На воду смотрели. На тот ее берег. Казалось, каждое дерево, каждую ветвь на каждом, не глядя, могли повторить, продвигаясь под лыком их медленно и тягуче, как сон.

Вон там, под орехом, отсюда незримый, лежит, не вставая, баба, лежит на спине с запрокинутой головой – говорящей. И смуглая белка с тлеющими подпалинами сидит перед его продубленной неподвижной ступней: то воткнется остреньким личиком в глухую канавку под пальцами, то отпрянет, обескураженная, с распушенным столбняком хвоста.

Мы тоже лежим под деревцем, пробравшимся на цыпочках почти к самой воде. 48 – в его тени. Пуджимся то и дело, на перехват дыхания. Я хлещу воду текучими пригоршнями, стоя по пояс, едва удерживая себя в потоке.

Индия для индуса, как сказал тот же Вивекананда, это священная Ганга и Гита.

Гиту на днях перечитывала Ксения. Я не смог. Видимо, я для нее слишком испорчен, с головы начиная. То, о чем мы с Амиром спорили.
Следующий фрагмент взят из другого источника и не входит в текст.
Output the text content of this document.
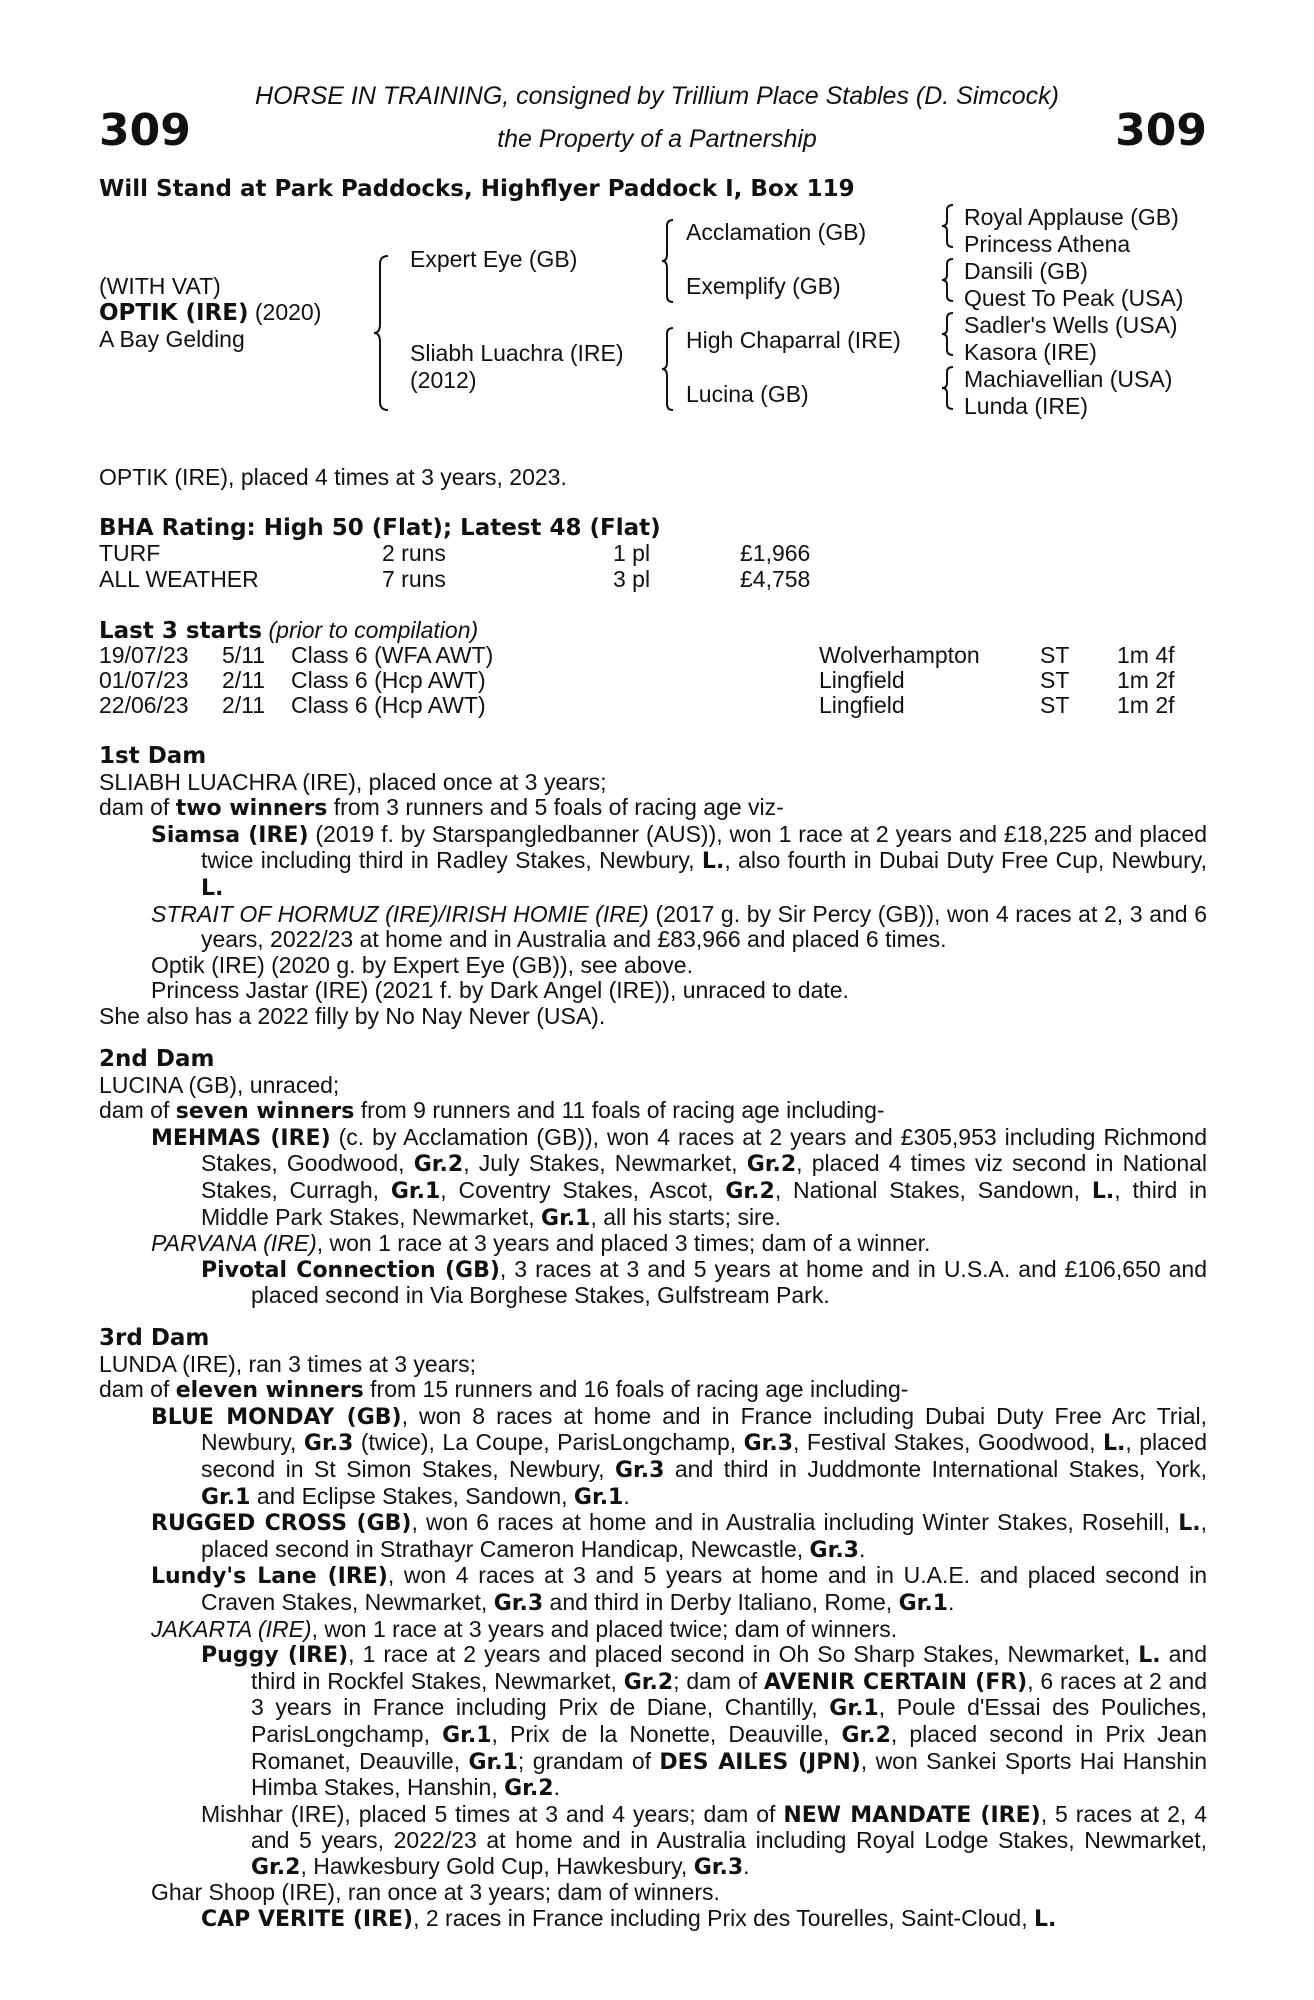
HORSE IN TRAINING, consigned by Trillium Place Stables (D. Simcock)
the Property of a Partnership
309	309
Will Stand at Park Paddocks, Highflyer Paddock I, Box 119
(WITH VAT)
OPTIK (IRE) (2020)
A Bay Gelding
Expert Eye (GB)
Sliabh Luachra (IRE)
(2012)
Acclamation (GB)
Exemplify (GB)
High Chaparral (IRE)
Lucina (GB)
Royal Applause (GB)
Princess Athena
Dansili (GB)
Quest To Peak (USA)
Sadler's Wells (USA)
Kasora (IRE)
Machiavellian (USA)
Lunda (IRE)
OPTIK (IRE), placed 4 times at 3 years, 2023.
BHA Rating: High 50 (Flat); Latest 48 (Flat)
TURF	2 runs	1 pl	£1,966
ALL WEATHER	7 runs	3 pl	£4,758
Last 3 starts (prior to compilation)
19/07/23 5/11 Class 6 (WFA AWT)	Wolverhampton	ST 1m 4f
01/07/23 2/11 Class 6 (Hcp AWT)	Lingfield	ST 1m 2f
22/06/23 2/11 Class 6 (Hcp AWT)	Lingfield	ST 1m 2f

1st Dam

SLIABH LUACHRA (IRE), placed once at 3 years;

dam of two winners from 3 runners and 5 foals of racing age viz-

Siamsa (IRE) (2019 f. by Starspangledbanner (AUS)), won 1 race at 2 years and £18,225 and placed twice including third in Radley Stakes, Newbury, L., also fourth in Dubai Duty Free Cup, Newbury, L.

STRAIT OF HORMUZ (IRE)/IRISH HOMIE (IRE) (2017 g. by Sir Percy (GB)), won 4 races at 2, 3 and 6 years, 2022/23 at home and in Australia and £83,966 and placed 6 times.

Optik (IRE) (2020 g. by Expert Eye (GB)), see above.

Princess Jastar (IRE) (2021 f. by Dark Angel (IRE)), unraced to date.

She also has a 2022 filly by No Nay Never (USA).

2nd Dam

LUCINA (GB), unraced;

dam of seven winners from 9 runners and 11 foals of racing age including-

MEHMAS (IRE) (c. by Acclamation (GB)), won 4 races at 2 years and £305,953 including Richmond Stakes, Goodwood, Gr.2, July Stakes, Newmarket, Gr.2, placed 4 times viz second in National Stakes, Curragh, Gr.1, Coventry Stakes, Ascot, Gr.2, National Stakes, Sandown, L., third in Middle Park Stakes, Newmarket, Gr.1, all his starts; sire.

PARVANA (IRE), won 1 race at 3 years and placed 3 times; dam of a winner.

Pivotal Connection (GB), 3 races at 3 and 5 years at home and in U.S.A. and £106,650 and placed second in Via Borghese Stakes, Gulfstream Park.

3rd Dam

LUNDA (IRE), ran 3 times at 3 years;

dam of eleven winners from 15 runners and 16 foals of racing age including-

BLUE MONDAY (GB), won 8 races at home and in France including Dubai Duty Free Arc Trial, Newbury, Gr.3 (twice), La Coupe, ParisLongchamp, Gr.3, Festival Stakes, Goodwood, L., placed second in St Simon Stakes, Newbury, Gr.3 and third in Juddmonte International Stakes, York, Gr.1 and Eclipse Stakes, Sandown, Gr.1.

RUGGED CROSS (GB), won 6 races at home and in Australia including Winter Stakes, Rosehill, L., placed second in Strathayr Cameron Handicap, Newcastle, Gr.3.

Lundy's Lane (IRE), won 4 races at 3 and 5 years at home and in U.A.E. and placed second in Craven Stakes, Newmarket, Gr.3 and third in Derby Italiano, Rome, Gr.1.

JAKARTA (IRE), won 1 race at 3 years and placed twice; dam of winners.

Puggy (IRE), 1 race at 2 years and placed second in Oh So Sharp Stakes, Newmarket, L. and third in Rockfel Stakes, Newmarket, Gr.2; dam of AVENIR CERTAIN (FR), 6 races at 2 and 3 years in France including Prix de Diane, Chantilly, Gr.1, Poule d'Essai des Pouliches, ParisLongchamp, Gr.1, Prix de la Nonette, Deauville, Gr.2, placed second in Prix Jean Romanet, Deauville, Gr.1; grandam of DES AILES (JPN), won Sankei Sports Hai Hanshin Himba Stakes, Hanshin, Gr.2.

Mishhar (IRE), placed 5 times at 3 and 4 years; dam of NEW MANDATE (IRE), 5 races at 2, 4 and 5 years, 2022/23 at home and in Australia including Royal Lodge Stakes, Newmarket, Gr.2, Hawkesbury Gold Cup, Hawkesbury, Gr.3.

Ghar Shoop (IRE), ran once at 3 years; dam of winners.

CAP VERITE (IRE), 2 races in France including Prix des Tourelles, Saint-Cloud, L.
То, что прежде меня так отваживало от Индии, по недоумию. Этот приторный кич – повсюду, во всем, куда глаз ни ляжет. Как же это соседствует с безднами вед, струйным духом аскетов, стоящих в небе, как жаворонки на воздушных струях?

И не просто соседствует, а – закадычно, в обнимку.

Но именно благодаря этой, иллюзорной, конечно, и тем не менее бесконечной баньянной обнимке верха и низа, внешнего с внутренним, прошлого с будущим, мифа с реальностью, нового опыта с предшествующим; благодаря этому шрути-смрити, как вселенскому тути-фрути, Индия и сохранила себя, не замутнив во времени ни целомудрие глубины, ни – прикрывающую ее поверхность, льнущую к ладони и обкатывающую хрусталик.

Сат, чит, ананда. Бытие, сознание, радость. Одним словом звучит: Бог.

Входили мы в эту священную текучую книгу поочередно (индусы называют священные книги мандалами) и выходили, облепленные сверкавшими буквицами капель, стекавшими на песок.

Счастлив тот, говорят индусы, кто омылся в Ганге, постригся в

Праяге, а умер в Варанаси.

Паломничество от истока до устья занимает шесть лет.

Оканчивающий свою жизнь погружением в Гангу обретает вечное блаженство. И такая смерть освещена традицией, не являясь буквальным самоубийством, как и, уже отошедшее в прошлое, сати – самосожжение вдов на погребальных кострах мужей.

В одном из преданий житель Калькутты приходит в глухую деревню, расположенную на другом конце света от Ганги, и в доме, где он остановился, ему наливают кринку молока, смешанного с пеплом умершего сына хозяина – чтобы хоть пепел впитался в кровь, сливаясь с каплями Ганги.

На шее у Ксении просыхали бусики-четки из священного дерева тулси,

108 пупырчатых шариков цвета какао с нежно-розовым отсветом.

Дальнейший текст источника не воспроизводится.